More GOP Money Traced To Hong Kong Source
Two former GOP chairmen have conflicting accounts
By Brooks Jackson/CNN
WASHINGTON (June 9) -- Republicans have already given back more than $120,000 in illegal, overseas donations from a Hong Kong businessman, Ambrous Tung Young. But they continue to insist that another $1.6 million the Republican National Committee received just before the 1994 elections, courtesy of Young, was legal.
But newly revealed documents show that money also originated in Hong Kong.
Ambrous Young first transferred money from Hong Kong to his U.S. Company, Young Brothers USA. Young Brothers then transferred the money to Signet Bank in Virginia, as collateral on a $2.1 million loan.
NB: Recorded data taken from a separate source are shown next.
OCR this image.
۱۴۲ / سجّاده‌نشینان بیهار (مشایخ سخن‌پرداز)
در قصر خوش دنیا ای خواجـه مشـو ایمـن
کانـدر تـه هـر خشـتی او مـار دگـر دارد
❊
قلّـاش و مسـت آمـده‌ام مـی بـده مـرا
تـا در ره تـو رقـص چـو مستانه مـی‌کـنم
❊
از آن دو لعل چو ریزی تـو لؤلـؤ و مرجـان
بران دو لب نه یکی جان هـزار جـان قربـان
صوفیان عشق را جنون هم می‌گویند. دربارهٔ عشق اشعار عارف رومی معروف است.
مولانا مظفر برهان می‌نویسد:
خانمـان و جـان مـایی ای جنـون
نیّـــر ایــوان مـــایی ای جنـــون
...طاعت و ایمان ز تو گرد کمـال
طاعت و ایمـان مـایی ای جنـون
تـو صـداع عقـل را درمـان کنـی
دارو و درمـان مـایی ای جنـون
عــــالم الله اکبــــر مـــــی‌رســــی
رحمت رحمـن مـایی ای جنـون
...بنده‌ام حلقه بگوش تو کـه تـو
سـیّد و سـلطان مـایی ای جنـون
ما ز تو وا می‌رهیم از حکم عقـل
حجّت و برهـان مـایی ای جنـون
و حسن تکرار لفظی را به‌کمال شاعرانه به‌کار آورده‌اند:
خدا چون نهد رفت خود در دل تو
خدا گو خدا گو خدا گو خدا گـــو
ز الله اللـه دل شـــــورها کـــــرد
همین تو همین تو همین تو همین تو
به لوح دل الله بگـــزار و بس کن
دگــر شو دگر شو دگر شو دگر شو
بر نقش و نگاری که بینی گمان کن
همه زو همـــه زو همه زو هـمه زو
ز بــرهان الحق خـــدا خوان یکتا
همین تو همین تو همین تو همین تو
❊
The loan went to a nonprofit group called the National Policy Forum, headed at the time by Republican National Committee Chairman Haley Barbour.
The forum then paid $1.6 million of the loan proceeds to the RNC, which was financing the forum. The documents show RNC officials knew they would benefit from the money and even signed some of the documents that made the complex transaction possible.
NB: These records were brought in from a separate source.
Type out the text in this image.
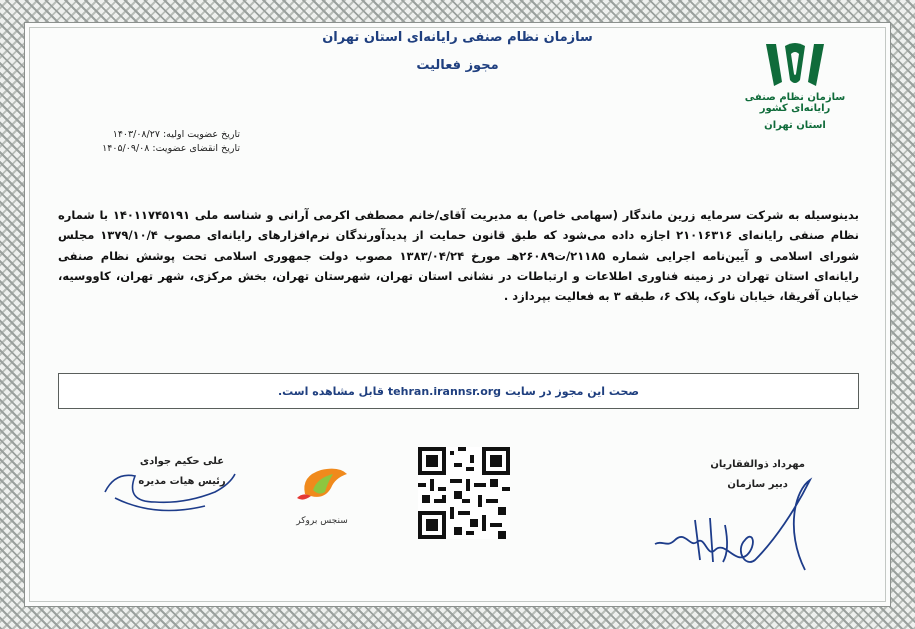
سازمان نظام صنفی رایانه‌ای استان تهران
مجوز فعالیت
سازمان نظام صنفی رایانه‌ای کشور
استان تهران
تاریخ عضویت اولیه: ۱۴۰۳/۰۸/۲۷
تاریخ انقضای عضویت: ۱۴۰۵/۰۹/۰۸
بدینوسیله به شرکت سرمایه زرین ماندگار (سهامی خاص) به مدیریت آقای/خانم مصطفی اکرمی آرانی و شناسه ملی ۱۴۰۱۱۷۴۵۱۹۱ با شماره نظام صنفی رایانه‌ای ۲۱۰۱۶۳۱۶ اجازه داده می‌شود که طبق قانون حمایت از پدیدآورندگان نرم‌افزارهای رایانه‌ای مصوب ۱۳۷۹/۱۰/۴ مجلس شورای اسلامی و آیین‌نامه اجرایی شماره ۲۱۱۸۵/ت۲۶۰۸۹هـ مورخ ۱۳۸۳/۰۴/۲۴ مصوب دولت جمهوری اسلامی تحت پوشش نظام صنفی رایانه‌ای استان تهران در زمینه فناوری اطلاعات و ارتباطات در نشانی استان تهران، شهرستان تهران، بخش مرکزی، شهر تهران، کاووسیه، خیابان آفریقا، خیابان ناوک، پلاک ۶، طبقه ۳ به فعالیت بپردازد .
صحت این مجوز در سایت
tehran.irannsr.org
قابل مشاهده است.
مهرداد ذوالفقاریان
دبیر سازمان
سنجس بروکر
علی حکیم جوادی
رئیس هیات مدیره
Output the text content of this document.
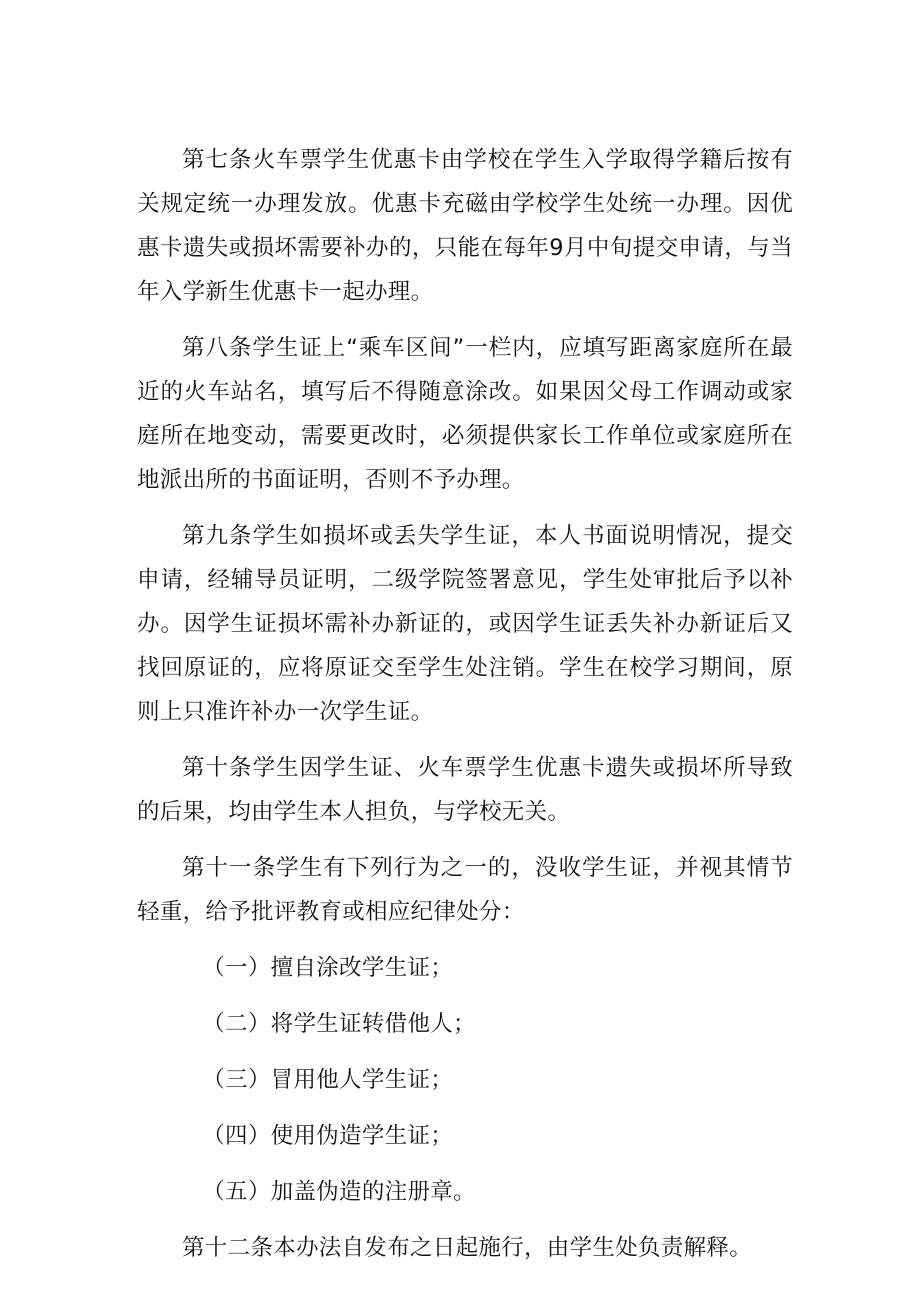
第七条火车票学生优惠卡由学校在学生入学取得学籍后按有关规定统一办理发放。优惠卡充磁由学校学生处统一办理。因优惠卡遗失或损坏需要补办的，只能在每年9月中旬提交申请，与当年入学新生优惠卡一起办理。

第八条学生证上“乘车区间”一栏内，应填写距离家庭所在最近的火车站名，填写后不得随意涂改。如果因父母工作调动或家庭所在地变动，需要更改时，必须提供家长工作单位或家庭所在地派出所的书面证明，否则不予办理。

第九条学生如损坏或丢失学生证，本人书面说明情况，提交申请，经辅导员证明，二级学院签署意见，学生处审批后予以补办。因学生证损坏需补办新证的，或因学生证丢失补办新证后又找回原证的，应将原证交至学生处注销。学生在校学习期间，原则上只准许补办一次学生证。

第十条学生因学生证、火车票学生优惠卡遗失或损坏所导致的后果，均由学生本人担负，与学校无关。

第十一条学生有下列行为之一的，没收学生证，并视其情节轻重，给予批评教育或相应纪律处分：

（一）擅自涂改学生证；

（二）将学生证转借他人；

（三）冒用他人学生证；

（四）使用伪造学生证；

（五）加盖伪造的注册章。

第十二条本办法自发布之日起施行，由学生处负责解释。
The loan agreement itself states specifically, "$1,600,000 shall be used to repay amounts owed ... to the Republican National Committee."
The RNC got the money just in time for the 1994 elections, in which Republicans captured control of Congress. And the real purpose of the loan was to finance the GOP campaign, according to Young's lobbyist, Richard Richards.
In a letter to Barbour last year, Richards recalled the reason for the loan was, "to help pick up 60 targeted House seats." After the election, Barbour wrote to Young, "You're a champ. Thanks for everything."
Barbour isn't giving interviews. He still says the loan was perfectly legal, and says several things in Richards's letter are wrong.
In a statement, Barbour said: "I expect [Richards] will set the facts straight and clear up the inaccuracies when he talks to Senator Fred Thompson's Governmental Affairs Committee." Richardson didn't return calls.
If what Richards says is true, it means the Contract With America was partly financed in Hong Kong. And Richards is no fly-by-night Republican; he -- like Barbour -- was himself a chairman of the RNC, under Ronald Reagan.